I had another good meal at Mai, in downtown San Mateo. Mai does not always rate well -- as you can see in the posting from Hound Extraordinaire Melanie (see link). So I wonder if it's my luck or something about how I order.
Izakaya Mai has a comprehensive menu that is typical for some food-centered izakaya in Japan but pretty uncommon here in the Bay Area. A page of grill, a page of fry, a page of sushi, and then a scattering of boards and cards with specials. To me, Mai's atmosphere is that of a local on a side street in, say, Shimonoseki. NHK plays, with sound, on a TV over in the corner. But you can sit far from the TV if you like. There's a sake-and-beer-and-Calpico list with pictures of the bottles.
Tonight I had iwashi mentai, which of course in English is popular as 'sardine grilled with some spicy roe in its belly'. Iwashi is a great fish for grilling, with a high fat content, firm flesh, and a skin that takes well to charring.
Sardines should be more familiar as restaurant food: some of the best fish I've had at Zuni or Ecco (at South Park) were sardines. In Japan, iwashi (pilchard and sardines) are most widely caught and eaten during the summer, but evidently you can get them here in December. Imagine if you could walk into any diner on a Thursday morning and say "I want an bowl of grits, two eggs over medium, and a grilled sardine. Hold the gravy on the sardine."

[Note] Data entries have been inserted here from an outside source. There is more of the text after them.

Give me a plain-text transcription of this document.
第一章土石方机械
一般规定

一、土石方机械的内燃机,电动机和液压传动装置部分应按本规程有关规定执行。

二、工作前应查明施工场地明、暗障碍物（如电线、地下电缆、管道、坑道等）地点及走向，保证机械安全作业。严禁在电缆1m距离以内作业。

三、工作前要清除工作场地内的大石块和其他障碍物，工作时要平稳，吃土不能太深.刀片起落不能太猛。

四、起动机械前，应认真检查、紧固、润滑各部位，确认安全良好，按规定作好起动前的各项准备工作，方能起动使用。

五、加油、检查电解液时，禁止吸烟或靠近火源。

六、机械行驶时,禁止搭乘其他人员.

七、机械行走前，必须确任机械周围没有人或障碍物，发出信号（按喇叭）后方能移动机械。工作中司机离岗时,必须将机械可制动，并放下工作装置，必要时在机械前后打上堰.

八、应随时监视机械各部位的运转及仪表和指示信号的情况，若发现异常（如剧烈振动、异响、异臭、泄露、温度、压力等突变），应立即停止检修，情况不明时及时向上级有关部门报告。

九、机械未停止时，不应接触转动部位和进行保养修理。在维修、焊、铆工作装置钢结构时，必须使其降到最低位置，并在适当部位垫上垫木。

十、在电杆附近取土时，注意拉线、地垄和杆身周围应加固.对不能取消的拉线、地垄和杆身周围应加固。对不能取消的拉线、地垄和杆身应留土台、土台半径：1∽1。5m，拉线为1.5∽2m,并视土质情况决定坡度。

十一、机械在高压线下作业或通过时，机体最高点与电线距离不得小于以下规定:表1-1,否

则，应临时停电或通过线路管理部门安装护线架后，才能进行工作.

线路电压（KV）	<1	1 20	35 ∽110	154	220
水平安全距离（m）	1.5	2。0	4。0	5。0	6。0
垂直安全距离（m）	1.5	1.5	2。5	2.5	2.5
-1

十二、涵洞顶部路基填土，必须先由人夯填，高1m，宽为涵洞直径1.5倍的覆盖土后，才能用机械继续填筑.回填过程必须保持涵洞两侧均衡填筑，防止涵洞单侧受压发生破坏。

Mai grilled the fish exactly to the point where it's cooked but no parts are dry. I think they pre-salt, which is usual for silver-colored fish, and which helps ensure a fairly crispy skin, since it draws out moisture before cooking starts. As usual for grilled fish, it was served with grated daikon and a piece of lemon. Although I would never touch the lemon when it appears on the platter with raw oysters, I aver that the combination of strong lemon juice and grilled sardine-like fish is heavenly.
I also enjoyed an order of toro sashimi. This is a challenging dish. Toro (ventresca in Italian; it's fatty tuna belly from one of the big tunas, like bluefin) is expensive and can be tough, probably partly because of the fat but mostly because belly muscles are full of connective tissue. You might consider it seafood's answer to beef brisket: flavorful and toothsome when prepared right.
The plate held six thick-cut, folded rectangular pieces, just on the edge of frozen. They leaned against a shiso leaf and some daikon strips. I was reminded of beef carpaccio, as the toro was thoroughly marbled and very cold. Toro sashimi is a little extreme -- I will probably go back to negitoro, grated with scallions, henceforth -- but this extreme fish dish at Mai was pretty, chewable, and pleasing.
In the past few months, I have tried other dishes at Mai and thought well of them. Ankimo, monkfish liver, was prepared simply and well. For someone who doesn't eat foie gras every week, ankimo is a rich affair. It's more interesting and considerably bigger than most fish livers; and it won't kill you in six hours, as fugu liver might.
I also think Mai's oden worth the money. Oden --boiled hotpot items -- is salty, warming eating for a rainy night.
The iwashi mentai is on the menu; the toro was on the specials board. Toro sashimi was $19, or quite expensive. Many of the small dishes run about $5.
In summary, Izakaya Mai is just down the block from Himawari, where I would prefer to go if I wanted ramen and couldn't get in at Santa. Sushi is probably better at a couple of San Mateo spots. But Mai's small cooked dishes seem by and large good (not in the class of Seattle's Maneki or Seattle's astounding Shiki). Prices are lofty, but the atmosphere is homey. I think concentrating on the specials might help make Mai memorable.
Izakaya Mai, 212 2nd Av, San Mateo, 650 347 2511.